Penelitian ini merupakan penelitian dasar mengenai bioaktivitas spons Aaptos aaptos dan Petrosia sp., kaitannya dengan lingkungan serta bakteri simbion dan biomassa sel spons. Oleh karena itu perlu dilakukan penelitian lebih lanjut mengenai faktor lingkungan yang paling berpengaruh terhadap tingkat bioaktivitas senyawa ekstrak kasar spons. Penelitian lebih lanjut perlu dilakukan untuk mengetahui bagian tubuh serta kondisi habitat spons yang dapat memproduksi senyawa bioaktif secara optimal.

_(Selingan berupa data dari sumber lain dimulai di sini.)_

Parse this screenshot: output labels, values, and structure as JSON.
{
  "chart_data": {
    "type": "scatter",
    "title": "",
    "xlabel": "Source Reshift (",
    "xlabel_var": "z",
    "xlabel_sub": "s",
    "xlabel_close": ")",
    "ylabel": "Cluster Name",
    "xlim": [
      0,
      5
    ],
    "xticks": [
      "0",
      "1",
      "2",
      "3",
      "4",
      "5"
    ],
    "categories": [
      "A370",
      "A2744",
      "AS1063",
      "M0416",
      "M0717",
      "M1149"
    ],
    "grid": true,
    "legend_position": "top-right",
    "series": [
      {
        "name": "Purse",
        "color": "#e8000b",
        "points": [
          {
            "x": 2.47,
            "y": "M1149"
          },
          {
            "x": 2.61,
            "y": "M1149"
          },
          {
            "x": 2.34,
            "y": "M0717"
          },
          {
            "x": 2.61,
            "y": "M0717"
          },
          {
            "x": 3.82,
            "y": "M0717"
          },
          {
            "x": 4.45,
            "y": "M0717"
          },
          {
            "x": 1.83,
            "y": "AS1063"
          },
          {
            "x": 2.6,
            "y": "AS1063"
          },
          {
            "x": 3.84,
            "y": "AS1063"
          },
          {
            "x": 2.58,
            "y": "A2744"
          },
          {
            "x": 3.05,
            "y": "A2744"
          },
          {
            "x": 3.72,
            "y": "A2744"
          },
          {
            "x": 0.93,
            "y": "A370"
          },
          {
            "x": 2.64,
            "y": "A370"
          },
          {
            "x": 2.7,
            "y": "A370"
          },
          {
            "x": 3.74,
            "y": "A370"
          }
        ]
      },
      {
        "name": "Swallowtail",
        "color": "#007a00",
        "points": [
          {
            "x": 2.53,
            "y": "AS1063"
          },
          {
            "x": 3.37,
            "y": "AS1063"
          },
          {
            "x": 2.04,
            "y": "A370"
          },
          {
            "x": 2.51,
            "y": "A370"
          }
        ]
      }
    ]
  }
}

Kandungan senyawa ekstrak kasar kedua jenis spons ini masih perlu diidentifikasi lebih lanjut, sehingga dapat dikembangkan melalui purifikasi dan identifikasi struktur molekul senyawa murni sehingga dapat dihasilkan suatu produk senyawa.

Pengisolasian simbion dapat dilakukan dengan menggunakan metode secara molekuler, sehingga semua mikrob simbion dapat diidentifikasi lebih lanjut. Selain itu, perlu juga dilakukan pengamatan morfologi (histologi) menggunakan mikroskop elektron, sehingga komposisi struktur spons dapat diketahui lebih jelas. Dengan demikian, diharapkan informasi mengenai morfologi dan fisiologi serta kaitannya dengan tingkat bioaktivitas senyawa yang dihasilkan spons akan menjadi lebih jelas.

UCAPAN TERIMA KASIH

Penulis mengucapkan terima kasih kepada Proyek Hibah Pasca VII yang telah mendanai sebagian besar penelitian ini, yang diketuai oleh Prof. Dr. Dedi Soedharma, DEA. Selain itu penulis juga mengucapkan terima kasih kepada Laboratorium Mikrobiologi dan Laboratorium Lingkungan PPLH - IPB, Laboratorium Mikrobiologi - Dept. Biologi IPB, Laboratorium Kimia Analitik - Dept. Kimia IPB, dan Pusat Studi Ilmu Hayat dan Bioteknologi (PSIHB) - IPB, sebagai penyedia fasilitas laboratorium penelitian.